Salah satu dari mereka adalah seorang gadis muda bernama Laras, wisatawan dari kota yang baru dua hari menginap di homestay milik warga. Laras datang bersama dua temannya, dan pagi itu mereka memutuskan naik ke atas tebing air terjun untuk melihat pemandangan dari ketinggian. Walau sudah dilarang oleh warga, mereka tetap nekat.

“Kita cuma sebentar, kok. Cuma selfie bentar di atas,” kata Laras sambil tertawa.

Ia berdiri di pinggir tebing curug, dengan latar belakang air yang jatuh dari ketinggian. Temannya bersiap mengambil gambar. Tapi hanya dalam hitungan detik…

Kreekk!

Batu yang dipijak Laras retak. Ia sempat berteriak, tapi tubuhnya sudah melayang ke bawah, terhempas oleh gravitasi, menghantam bebatuan dan air curug yang deras.

Suasana seketika berubah kacau. Teriakan panik menggema, dan warga yang mendengar kabar itu langsung bergegas ke lokasi. Tubuh Laras ditemukan sekitar dua jam kemudian, tersangkut di celah batu, wajahnya membiru, matanya terbuka seolah masih menyimpan rasa terkejut.

Namun yang membuat warga paling merinding adalah posisi tubuh Laras. Tangan kirinya seperti menunjuk ke atas tebing… dan di ujung jari itu, warga yang melihat bersumpah mereka sempat melihat bayangan hitam berdiri di sana, diam saja.

---

Kabar kematian Laras menyebar cepat. Arga dan Rino mendengarnya dari Pak Suraji, pemilik warung dekat kontrakan.

"Sudah kubilang, jangan main-main ke curug itu. Apalagi kalau cuma mau cari foto!" kata Pak Suraji geram.

Arga langsung merinding. Malam-malam tanpa tidur dan gangguan aneh di rumahnya semakin terasa nyata. Ia menatap Rino, yang wajahnya terlihat semakin pucat hari-hari ini.

"Gue rasa ini semua ada hubungannya, Rin. Kita harus cari tahu lebih jauh soal curug itu," ucap Arga tegas.

Rino menatapnya ragu. "Gue setuju, tapi lo harus siap, Ga.
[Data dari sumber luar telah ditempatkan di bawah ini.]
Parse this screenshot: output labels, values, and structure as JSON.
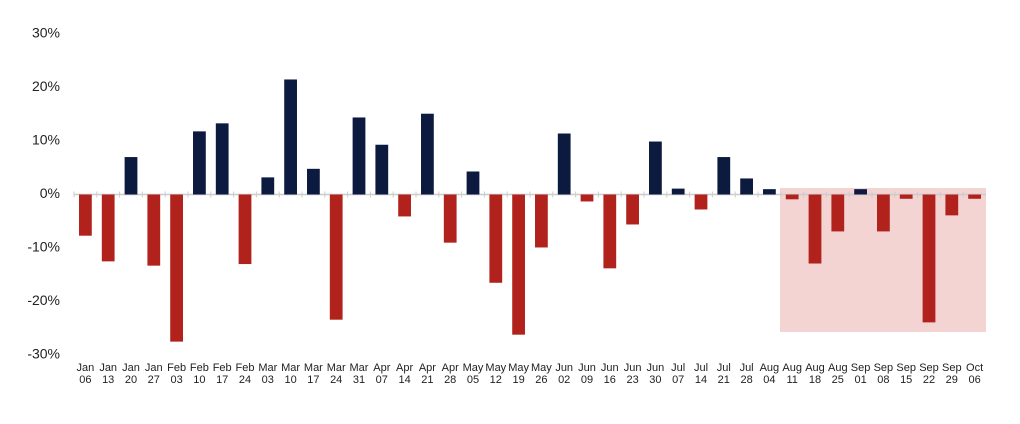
{
  "chart_data": {
    "type": "bar",
    "categories": [
      "Jan 06",
      "Jan 13",
      "Jan 20",
      "Jan 27",
      "Feb 03",
      "Feb 10",
      "Feb 17",
      "Feb 24",
      "Mar 03",
      "Mar 10",
      "Mar 17",
      "Mar 24",
      "Mar 31",
      "Apr 07",
      "Apr 14",
      "Apr 21",
      "Apr 28",
      "May 05",
      "May 12",
      "May 19",
      "May 26",
      "Jun 02",
      "Jun 09",
      "Jun 16",
      "Jun 23",
      "Jun 30",
      "Jul 07",
      "Jul 14",
      "Jul 21",
      "Jul 28",
      "Aug 04",
      "Aug 11",
      "Aug 18",
      "Aug 25",
      "Sep 01",
      "Sep 08",
      "Sep 15",
      "Sep 22",
      "Sep 29",
      "Oct 06"
    ],
    "values": [
      -7.7,
      -12.5,
      7,
      -13.3,
      -27.5,
      11.8,
      13.3,
      -13,
      3.2,
      21.5,
      4.8,
      -23.4,
      14.4,
      9.3,
      -4.1,
      15.1,
      -9,
      4.3,
      -16.5,
      -26.2,
      -9.9,
      11.4,
      -1.3,
      -13.8,
      -5.6,
      9.9,
      1.1,
      -2.8,
      7,
      3,
      1,
      -0.9,
      -12.9,
      -6.9,
      1,
      -6.9,
      -0.8,
      -23.9,
      -3.9,
      -0.8
    ],
    "positive_color": "#0d1a3f",
    "negative_color": "#b0221b",
    "ylim": [
      -30,
      30
    ],
    "yticks": [
      {
        "value": -30,
        "label": "-30%"
      },
      {
        "value": -20,
        "label": "-20%"
      },
      {
        "value": -10,
        "label": "-10%"
      },
      {
        "value": 0,
        "label": "0%"
      },
      {
        "value": 10,
        "label": "10%"
      },
      {
        "value": 20,
        "label": "20%"
      },
      {
        "value": 30,
        "label": "30%"
      }
    ],
    "grid": false
  }
}
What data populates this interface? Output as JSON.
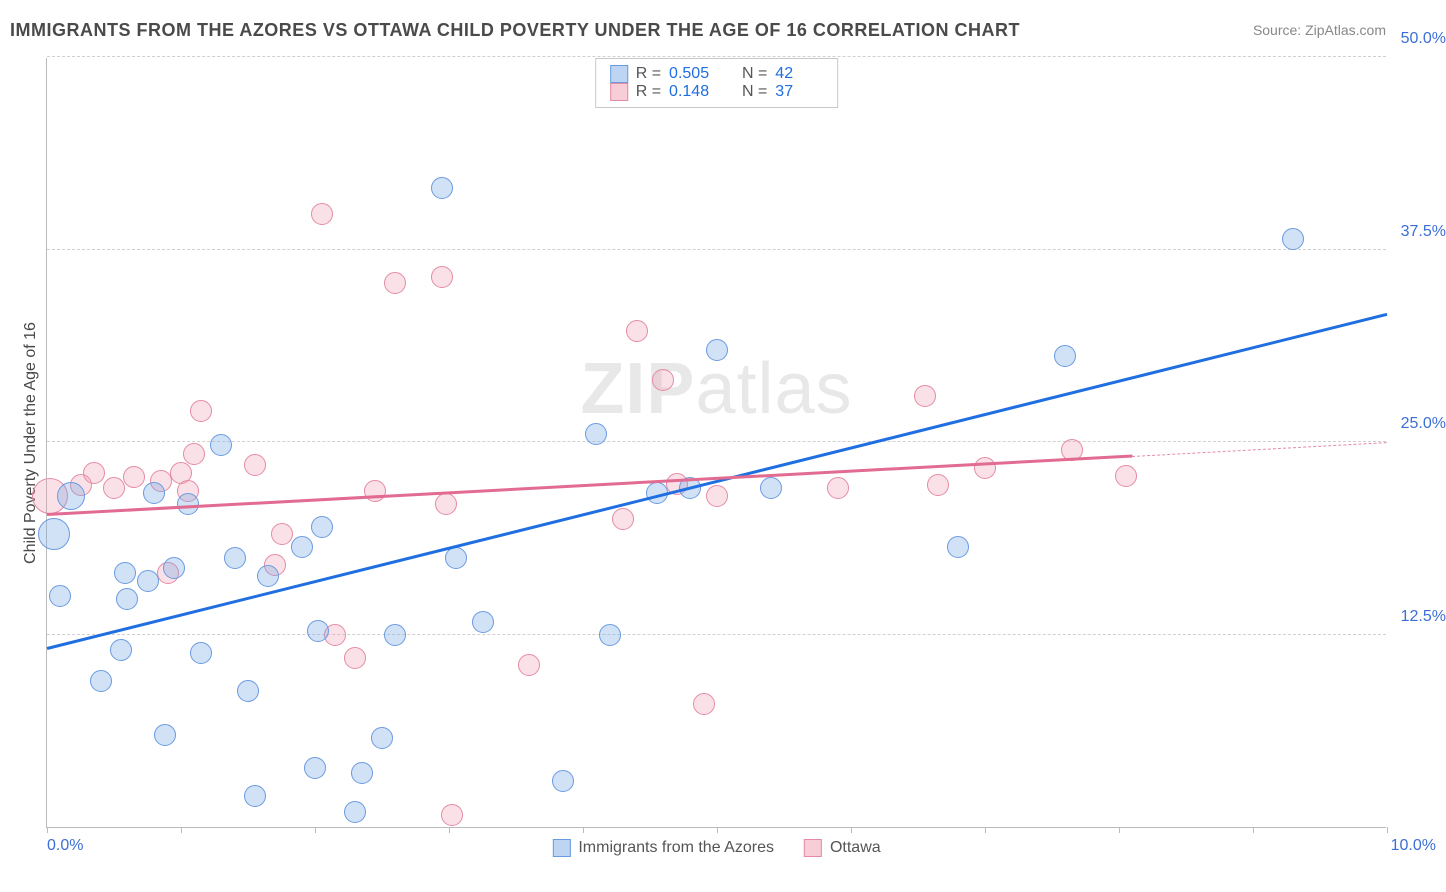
{
  "title": "IMMIGRANTS FROM THE AZORES VS OTTAWA CHILD POVERTY UNDER THE AGE OF 16 CORRELATION CHART",
  "source_prefix": "Source: ",
  "source_name": "ZipAtlas.com",
  "watermark_bold": "ZIP",
  "watermark_light": "atlas",
  "chart": {
    "type": "scatter",
    "ylabel": "Child Poverty Under the Age of 16",
    "xlim": [
      0,
      10
    ],
    "ylim": [
      0,
      50
    ],
    "xtick_labels": {
      "left": "0.0%",
      "right": "10.0%"
    },
    "ytick_positions": [
      12.5,
      25.0,
      37.5,
      50.0
    ],
    "ytick_labels": [
      "12.5%",
      "25.0%",
      "37.5%",
      "50.0%"
    ],
    "background_color": "#ffffff",
    "grid_color": "#d0d0d0",
    "axis_color": "#bbbbbb",
    "tick_color": "#3b6fd6",
    "label_color": "#4a4a4a",
    "label_fontsize": 16,
    "title_fontsize": 18
  },
  "series": {
    "blue": {
      "name": "Immigrants from the Azores",
      "color_fill": "rgba(124,169,230,0.35)",
      "color_stroke": "#6a9be0",
      "trend_color": "#1f6fe0",
      "R": "0.505",
      "N": "42",
      "marker_radius": 11,
      "trend": {
        "x0": 0,
        "y0": 11.5,
        "x1": 10,
        "y1": 33.2
      },
      "points": [
        {
          "x": 0.05,
          "y": 19.0,
          "r": 16
        },
        {
          "x": 0.1,
          "y": 15.0,
          "r": 11
        },
        {
          "x": 0.18,
          "y": 21.5,
          "r": 14
        },
        {
          "x": 0.4,
          "y": 9.5,
          "r": 11
        },
        {
          "x": 0.55,
          "y": 11.5,
          "r": 11
        },
        {
          "x": 0.58,
          "y": 16.5,
          "r": 11
        },
        {
          "x": 0.6,
          "y": 14.8,
          "r": 11
        },
        {
          "x": 0.75,
          "y": 16.0,
          "r": 11
        },
        {
          "x": 0.8,
          "y": 21.7,
          "r": 11
        },
        {
          "x": 0.88,
          "y": 6.0,
          "r": 11
        },
        {
          "x": 0.95,
          "y": 16.8,
          "r": 11
        },
        {
          "x": 1.05,
          "y": 21.0,
          "r": 11
        },
        {
          "x": 1.15,
          "y": 11.3,
          "r": 11
        },
        {
          "x": 1.3,
          "y": 24.8,
          "r": 11
        },
        {
          "x": 1.4,
          "y": 17.5,
          "r": 11
        },
        {
          "x": 1.5,
          "y": 8.8,
          "r": 11
        },
        {
          "x": 1.55,
          "y": 2.0,
          "r": 11
        },
        {
          "x": 1.65,
          "y": 16.3,
          "r": 11
        },
        {
          "x": 1.9,
          "y": 18.2,
          "r": 11
        },
        {
          "x": 2.0,
          "y": 3.8,
          "r": 11
        },
        {
          "x": 2.02,
          "y": 12.7,
          "r": 11
        },
        {
          "x": 2.05,
          "y": 19.5,
          "r": 11
        },
        {
          "x": 2.3,
          "y": 1.0,
          "r": 11
        },
        {
          "x": 2.35,
          "y": 3.5,
          "r": 11
        },
        {
          "x": 2.5,
          "y": 5.8,
          "r": 11
        },
        {
          "x": 2.6,
          "y": 12.5,
          "r": 11
        },
        {
          "x": 2.95,
          "y": 41.5,
          "r": 11
        },
        {
          "x": 3.05,
          "y": 17.5,
          "r": 11
        },
        {
          "x": 3.25,
          "y": 13.3,
          "r": 11
        },
        {
          "x": 3.85,
          "y": 3.0,
          "r": 11
        },
        {
          "x": 4.1,
          "y": 25.5,
          "r": 11
        },
        {
          "x": 4.2,
          "y": 12.5,
          "r": 11
        },
        {
          "x": 4.55,
          "y": 21.7,
          "r": 11
        },
        {
          "x": 4.8,
          "y": 22.0,
          "r": 11
        },
        {
          "x": 5.0,
          "y": 31.0,
          "r": 11
        },
        {
          "x": 5.4,
          "y": 22.0,
          "r": 11
        },
        {
          "x": 6.8,
          "y": 18.2,
          "r": 11
        },
        {
          "x": 7.6,
          "y": 30.6,
          "r": 11
        },
        {
          "x": 9.3,
          "y": 38.2,
          "r": 11
        }
      ]
    },
    "pink": {
      "name": "Ottawa",
      "color_fill": "rgba(240,156,176,0.30)",
      "color_stroke": "#e58ba4",
      "trend_color": "#e26b91",
      "R": "0.148",
      "N": "37",
      "marker_radius": 11,
      "trend": {
        "x0": 0,
        "y0": 20.2,
        "x1": 8.1,
        "y1": 24.0
      },
      "trend_dash": {
        "x0": 8.1,
        "y0": 24.0,
        "x1": 10,
        "y1": 24.9
      },
      "points": [
        {
          "x": 0.02,
          "y": 21.5,
          "r": 18
        },
        {
          "x": 0.25,
          "y": 22.2,
          "r": 11
        },
        {
          "x": 0.35,
          "y": 23.0,
          "r": 11
        },
        {
          "x": 0.5,
          "y": 22.0,
          "r": 11
        },
        {
          "x": 0.65,
          "y": 22.7,
          "r": 11
        },
        {
          "x": 0.85,
          "y": 22.5,
          "r": 11
        },
        {
          "x": 0.9,
          "y": 16.5,
          "r": 11
        },
        {
          "x": 1.0,
          "y": 23.0,
          "r": 11
        },
        {
          "x": 1.05,
          "y": 21.8,
          "r": 11
        },
        {
          "x": 1.1,
          "y": 24.2,
          "r": 11
        },
        {
          "x": 1.15,
          "y": 27.0,
          "r": 11
        },
        {
          "x": 1.55,
          "y": 23.5,
          "r": 11
        },
        {
          "x": 1.7,
          "y": 17.0,
          "r": 11
        },
        {
          "x": 1.75,
          "y": 19.0,
          "r": 11
        },
        {
          "x": 2.05,
          "y": 39.8,
          "r": 11
        },
        {
          "x": 2.15,
          "y": 12.5,
          "r": 11
        },
        {
          "x": 2.3,
          "y": 11.0,
          "r": 11
        },
        {
          "x": 2.45,
          "y": 21.8,
          "r": 11
        },
        {
          "x": 2.6,
          "y": 35.3,
          "r": 11
        },
        {
          "x": 2.95,
          "y": 35.7,
          "r": 11
        },
        {
          "x": 2.98,
          "y": 21.0,
          "r": 11
        },
        {
          "x": 3.02,
          "y": 0.8,
          "r": 11
        },
        {
          "x": 3.6,
          "y": 10.5,
          "r": 11
        },
        {
          "x": 4.3,
          "y": 20.0,
          "r": 11
        },
        {
          "x": 4.4,
          "y": 32.2,
          "r": 11
        },
        {
          "x": 4.6,
          "y": 29.0,
          "r": 11
        },
        {
          "x": 4.7,
          "y": 22.3,
          "r": 11
        },
        {
          "x": 4.9,
          "y": 8.0,
          "r": 11
        },
        {
          "x": 5.0,
          "y": 21.5,
          "r": 11
        },
        {
          "x": 5.9,
          "y": 22.0,
          "r": 11
        },
        {
          "x": 6.55,
          "y": 28.0,
          "r": 11
        },
        {
          "x": 6.65,
          "y": 22.2,
          "r": 11
        },
        {
          "x": 7.0,
          "y": 23.3,
          "r": 11
        },
        {
          "x": 7.65,
          "y": 24.5,
          "r": 11
        },
        {
          "x": 8.05,
          "y": 22.8,
          "r": 11
        }
      ]
    }
  },
  "legend_top": {
    "r_label": "R =",
    "n_label": "N ="
  },
  "legend_bottom": [
    {
      "series": "blue"
    },
    {
      "series": "pink"
    }
  ]
}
Kalau kita terusin, kita mungkin bakal lihat lebih dari sekadar bayangan atau bisikan..."

Malam itu, setelah kejadian nahas yang merenggut nyawa Laras, suasana di Desa Kemuning berubah drastis. Warga yang biasanya masih nongkrong di pos ronda atau warung kopi hingga larut, kini memilih mengurung diri di rumah sejak matahari tenggelam. Bau kemenyan mulai tercium dari beberapa rumah, pertanda bahwa ketakutan lama kembali hidup.

Arga dan Rino tak bisa tidur malam itu. Di kamar kontrakan mereka, cahaya remang lampu minyak tak sanggup menenangkan gelisah yang menyelimuti.

“Lo denger itu, Ga?” bisik Rino.

Arga menajamkan telinga. Suara seperti seseorang menyeret rantai dari arah belakang rumah. Disusul suara angin berdesir… atau bukan angin… tapi bisikan. Jelas sekali.

"Pulangkan... pulangkan..."

Rino mendadak mematung. “Itu… suara dari arah kebun karet, ya?”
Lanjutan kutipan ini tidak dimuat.